The Yorkshire and Humber region will be playing a key role in the development of personalised medicine through the establishment of a new NHS Genomic Medicine Centre (GMC).
NHS England announced today that the region has been given approval to set up the centre as part of the national 100,000 Genome Project.
The groundbreaking project involves looking at the genomes of patients with certain rare diseases and patients with certain cancers. By comparing the genomes from lots of people, the NHS Genomic Medicine Centre (NHS GMC) will help to give a better understanding of the diseases, how they develop and which treatments may provide the greatest help to future patients.
The successful bid for the Yorkshire and Humber NHS GMC was led by Sheffield Children’s NHS Foundation Trust, Sheffield Teaching Hospitals NHS Foundation Trust and Leeds Teaching Hospitals NHS Trust. It was supported by the other 11 acute trusts in the region along with the Yorkshire & Humber Academic Health Science Network and our major Universities. It was also supported by direct input from patients and the public, which places the people off Yorkshire and Humber at the heart of crucial developments and improvements in healthcare.
Simon Morritt, Chief Executive of Sheffield Children’s and Chair of the Yorkshire and Humber NHS GMC Partnership Board, said: “Getting approval for a Yorkshire and Humber centre is fantastic news for our region. By working together, we will be helping to transform healthcare not only in the region but around the world.
“Genomic medicine is an opportunity to turn the scientific discoveries about DNA and how it works into active steps to improve the lives of future patients and identify lifesaving and life improving treatments.
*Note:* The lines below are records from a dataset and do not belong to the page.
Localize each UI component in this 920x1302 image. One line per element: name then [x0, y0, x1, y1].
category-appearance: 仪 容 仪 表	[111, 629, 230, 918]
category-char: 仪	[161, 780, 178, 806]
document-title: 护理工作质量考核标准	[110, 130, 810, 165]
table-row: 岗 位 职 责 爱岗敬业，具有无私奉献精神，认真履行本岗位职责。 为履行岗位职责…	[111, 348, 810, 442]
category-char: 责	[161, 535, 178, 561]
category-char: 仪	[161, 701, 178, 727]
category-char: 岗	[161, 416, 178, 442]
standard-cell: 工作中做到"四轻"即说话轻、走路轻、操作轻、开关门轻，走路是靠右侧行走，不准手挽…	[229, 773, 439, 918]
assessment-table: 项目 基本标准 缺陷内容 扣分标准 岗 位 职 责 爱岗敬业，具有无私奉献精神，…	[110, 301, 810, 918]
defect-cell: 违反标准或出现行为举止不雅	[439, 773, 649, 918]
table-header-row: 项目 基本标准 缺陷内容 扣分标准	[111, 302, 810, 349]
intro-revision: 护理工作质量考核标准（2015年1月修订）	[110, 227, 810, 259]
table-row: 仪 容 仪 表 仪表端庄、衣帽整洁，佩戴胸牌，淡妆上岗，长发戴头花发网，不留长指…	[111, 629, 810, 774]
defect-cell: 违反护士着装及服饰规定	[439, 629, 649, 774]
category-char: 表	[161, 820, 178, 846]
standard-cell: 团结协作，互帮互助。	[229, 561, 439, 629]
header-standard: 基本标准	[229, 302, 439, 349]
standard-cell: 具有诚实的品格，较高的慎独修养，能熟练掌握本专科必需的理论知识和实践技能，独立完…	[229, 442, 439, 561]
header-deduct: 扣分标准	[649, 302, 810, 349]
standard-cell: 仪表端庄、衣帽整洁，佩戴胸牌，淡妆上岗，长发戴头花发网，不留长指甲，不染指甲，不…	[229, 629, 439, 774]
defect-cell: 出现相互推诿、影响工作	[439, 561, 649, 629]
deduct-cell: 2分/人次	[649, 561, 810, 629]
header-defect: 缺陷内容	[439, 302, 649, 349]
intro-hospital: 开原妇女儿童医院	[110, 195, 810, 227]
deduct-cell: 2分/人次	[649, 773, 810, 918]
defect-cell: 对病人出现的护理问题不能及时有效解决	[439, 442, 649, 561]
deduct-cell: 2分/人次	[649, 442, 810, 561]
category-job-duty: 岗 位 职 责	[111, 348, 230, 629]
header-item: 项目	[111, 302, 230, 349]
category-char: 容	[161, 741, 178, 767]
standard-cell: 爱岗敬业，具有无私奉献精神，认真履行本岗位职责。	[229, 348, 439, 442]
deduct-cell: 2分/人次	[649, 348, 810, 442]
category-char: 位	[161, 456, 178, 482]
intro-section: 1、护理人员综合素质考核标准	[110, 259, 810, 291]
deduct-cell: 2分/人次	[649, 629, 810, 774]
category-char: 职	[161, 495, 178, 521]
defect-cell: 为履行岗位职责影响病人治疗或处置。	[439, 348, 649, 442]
“Yorkshire and Humber already has some of the world’s most advanced and respected genetics services and has extensive experience with clinical and academic research, so we are delighted to build on that expertise with our new Genomic Medicine Centre.”
Understanding DNA and how it can predict and prevent disease, provide a precise diagnosis and direct targeted treatment will play a role in every aspect of medicine, from cancer to cardiology, in the future.
This is good news for the future of healthcare in this country: the GMCs have a track-record of providing excellence in genomic services and have been evaluated by NHS England to ensure they meet the requirements to deliver the project.
A selection of patients with certain rare diseases or cancers will be invited to join the project. People have full control over whether they take part in the project and will be given all the information they need to give informed consent.
As many rare diseases are inherited, for rare disease patients researchers will also be analysing the genomes of two of their closest blood relatives. These relatives will be taken through the same consent process and can choose to opt out if they prefer.
Clinicians involved in the patient’s care will have access to the information to aid diagnosis and treatment. Any data used for research purposes will be de-identified and securely stored.
Dr David Black, Medical Director for NHS England in Yorkshire and the Humber said: “The opening of a new world-class NHS Genomic Medicine Centre here in Yorkshire and the Humber means the region will play an integral part in transforming prevention, diagnosis and treatment of diseases that are caused by genetic abnormalities or have an important genetic component. These include cancer and many inherited genetic disorders some of which are common, but others very rare.
“The work at the centre could help improve the prediction and prevention of disease, allow more precise diagnostic tests to be developed, and enable personalisation of drugs and other treatments. These advances are at the forefront of health technology and may improve both the outcomes and experience of treatment for many patients in the future.”
The new centre is expected to go live during January 2016.